Senator for Tasmania
- In office 1 July 1968 – 16 January 1986
- Succeeded by: Jocelyn Newman

Personal details
- Born: 24 September 1932 (age 93) Launceston, Tasmania
- Party: Liberal

= Peter Rae =

Australian politician

Peter Elliot Rae AO (born 24 September 1932, Launceston, Tasmania) is a retired Australian politician who represented the Liberal Party for the state of Tasmania in the Australian Senate. He served as a Senator from 1967 until his resignation in January 1986. He was subsequently elected to the division of Bass in the Tasmanian House of Assembly at the February 1986 election, serving until his defeat on 13 May 1989.

== Career ==
Rae served as a Shadow Minister under Billy Snedden with portfolios that included Industry and Commerce, Finance, and Education and Science. As of 2026, Rae is the only living former parliamentarian who served on the Liberal frontbench prior to 1975.

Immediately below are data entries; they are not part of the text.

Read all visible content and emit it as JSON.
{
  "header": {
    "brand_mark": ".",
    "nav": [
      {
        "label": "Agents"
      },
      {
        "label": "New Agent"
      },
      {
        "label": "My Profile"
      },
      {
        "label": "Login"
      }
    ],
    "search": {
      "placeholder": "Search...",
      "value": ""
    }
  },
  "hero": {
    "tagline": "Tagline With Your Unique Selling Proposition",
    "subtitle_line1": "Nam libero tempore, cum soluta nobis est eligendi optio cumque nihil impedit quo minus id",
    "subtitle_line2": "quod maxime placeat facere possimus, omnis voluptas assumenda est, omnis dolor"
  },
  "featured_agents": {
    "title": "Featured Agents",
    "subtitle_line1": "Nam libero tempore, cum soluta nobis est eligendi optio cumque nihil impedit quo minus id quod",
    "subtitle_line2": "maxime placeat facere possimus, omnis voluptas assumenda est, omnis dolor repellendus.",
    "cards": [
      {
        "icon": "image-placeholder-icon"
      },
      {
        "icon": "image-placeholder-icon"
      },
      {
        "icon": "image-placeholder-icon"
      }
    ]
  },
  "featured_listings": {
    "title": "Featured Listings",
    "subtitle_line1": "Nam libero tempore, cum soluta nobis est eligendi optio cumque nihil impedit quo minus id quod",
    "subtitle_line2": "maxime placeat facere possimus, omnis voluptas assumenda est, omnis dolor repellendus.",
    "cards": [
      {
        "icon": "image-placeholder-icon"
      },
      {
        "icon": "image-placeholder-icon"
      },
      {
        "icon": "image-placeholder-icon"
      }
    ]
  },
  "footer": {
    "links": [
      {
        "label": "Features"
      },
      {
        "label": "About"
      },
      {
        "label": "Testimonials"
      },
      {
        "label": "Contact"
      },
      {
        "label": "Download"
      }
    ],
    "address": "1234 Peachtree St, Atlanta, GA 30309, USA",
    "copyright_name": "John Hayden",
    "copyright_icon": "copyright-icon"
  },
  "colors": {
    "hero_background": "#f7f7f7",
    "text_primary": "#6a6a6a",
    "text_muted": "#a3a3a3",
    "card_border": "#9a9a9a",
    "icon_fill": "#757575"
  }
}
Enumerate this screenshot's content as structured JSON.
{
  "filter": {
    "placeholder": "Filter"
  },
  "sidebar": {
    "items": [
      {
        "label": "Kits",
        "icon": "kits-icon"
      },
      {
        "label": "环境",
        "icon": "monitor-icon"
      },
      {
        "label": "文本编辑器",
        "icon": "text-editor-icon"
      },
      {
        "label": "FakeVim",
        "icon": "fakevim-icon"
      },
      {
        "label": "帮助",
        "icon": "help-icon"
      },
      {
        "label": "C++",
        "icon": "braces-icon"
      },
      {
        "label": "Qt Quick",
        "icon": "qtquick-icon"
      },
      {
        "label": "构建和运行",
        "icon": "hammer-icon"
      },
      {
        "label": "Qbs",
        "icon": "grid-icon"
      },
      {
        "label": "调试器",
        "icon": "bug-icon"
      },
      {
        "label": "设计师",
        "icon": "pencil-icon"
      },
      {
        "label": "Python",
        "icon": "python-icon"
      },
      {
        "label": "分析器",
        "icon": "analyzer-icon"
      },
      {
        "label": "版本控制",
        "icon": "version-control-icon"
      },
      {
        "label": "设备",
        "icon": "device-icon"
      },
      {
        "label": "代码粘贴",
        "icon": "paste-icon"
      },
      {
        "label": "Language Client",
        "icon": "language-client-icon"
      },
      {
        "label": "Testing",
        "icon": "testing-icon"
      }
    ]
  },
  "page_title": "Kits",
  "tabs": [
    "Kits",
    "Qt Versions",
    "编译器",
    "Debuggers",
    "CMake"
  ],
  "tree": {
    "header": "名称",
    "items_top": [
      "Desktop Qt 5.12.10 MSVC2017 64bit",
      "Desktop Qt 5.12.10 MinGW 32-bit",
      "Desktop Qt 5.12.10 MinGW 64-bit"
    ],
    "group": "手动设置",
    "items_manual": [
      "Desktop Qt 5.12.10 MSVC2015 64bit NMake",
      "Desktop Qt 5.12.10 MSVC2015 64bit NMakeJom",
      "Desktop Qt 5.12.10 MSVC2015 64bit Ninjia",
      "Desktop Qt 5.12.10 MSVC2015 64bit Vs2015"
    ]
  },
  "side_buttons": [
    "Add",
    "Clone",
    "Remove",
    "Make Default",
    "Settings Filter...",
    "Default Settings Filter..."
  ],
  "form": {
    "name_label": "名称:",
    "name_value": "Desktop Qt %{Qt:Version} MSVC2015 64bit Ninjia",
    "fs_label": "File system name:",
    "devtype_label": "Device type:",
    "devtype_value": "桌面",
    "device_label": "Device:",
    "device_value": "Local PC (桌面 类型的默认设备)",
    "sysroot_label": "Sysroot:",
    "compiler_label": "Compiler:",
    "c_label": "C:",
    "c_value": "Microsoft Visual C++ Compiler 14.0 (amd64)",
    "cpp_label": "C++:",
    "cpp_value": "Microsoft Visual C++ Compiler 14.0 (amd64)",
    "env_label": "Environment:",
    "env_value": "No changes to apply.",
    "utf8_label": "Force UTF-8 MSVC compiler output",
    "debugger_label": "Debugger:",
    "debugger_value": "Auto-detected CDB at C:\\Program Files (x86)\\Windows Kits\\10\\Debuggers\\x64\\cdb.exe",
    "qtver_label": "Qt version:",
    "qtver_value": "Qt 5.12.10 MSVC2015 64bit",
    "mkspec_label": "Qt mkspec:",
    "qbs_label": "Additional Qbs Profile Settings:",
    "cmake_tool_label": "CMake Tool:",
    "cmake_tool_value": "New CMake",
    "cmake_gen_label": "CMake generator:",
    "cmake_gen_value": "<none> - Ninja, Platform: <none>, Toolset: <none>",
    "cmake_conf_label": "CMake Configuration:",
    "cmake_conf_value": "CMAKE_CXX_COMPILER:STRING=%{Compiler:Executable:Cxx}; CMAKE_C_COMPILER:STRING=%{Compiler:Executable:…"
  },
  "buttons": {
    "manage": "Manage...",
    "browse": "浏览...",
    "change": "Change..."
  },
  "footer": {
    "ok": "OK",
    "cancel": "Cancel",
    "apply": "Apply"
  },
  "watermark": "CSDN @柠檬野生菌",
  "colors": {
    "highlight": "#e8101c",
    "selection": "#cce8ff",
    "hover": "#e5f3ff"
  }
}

Rae led a four-year investigation of the capital markets of Australia, particularly the Stock Exchanges. The "Rae Report" led to what became the Australian Securities and Investments Commission. He was a leader of several delegations to the European Parliament, the Council of Europe and NATO.

Rae worked to amend the Constitution Alteration (Senate Casual Vacancies) Bill 1977 to provide for direct election of replacement senators by Tasmanian-style countback, instead of the indirect party political appointment system that was eventually instituted.

Following his legislative career, Rae practised law at Rae & Partners law firm in Tasmania. From 1993-2004 he served as Chair of the Hydro-Electric Commission.

In 1999 Rae was made an Officer of the Order of Australia "for service to business and commerce, to the Federal and Tasmanian Parliaments, and to the Aboriginal community of Flinders Island."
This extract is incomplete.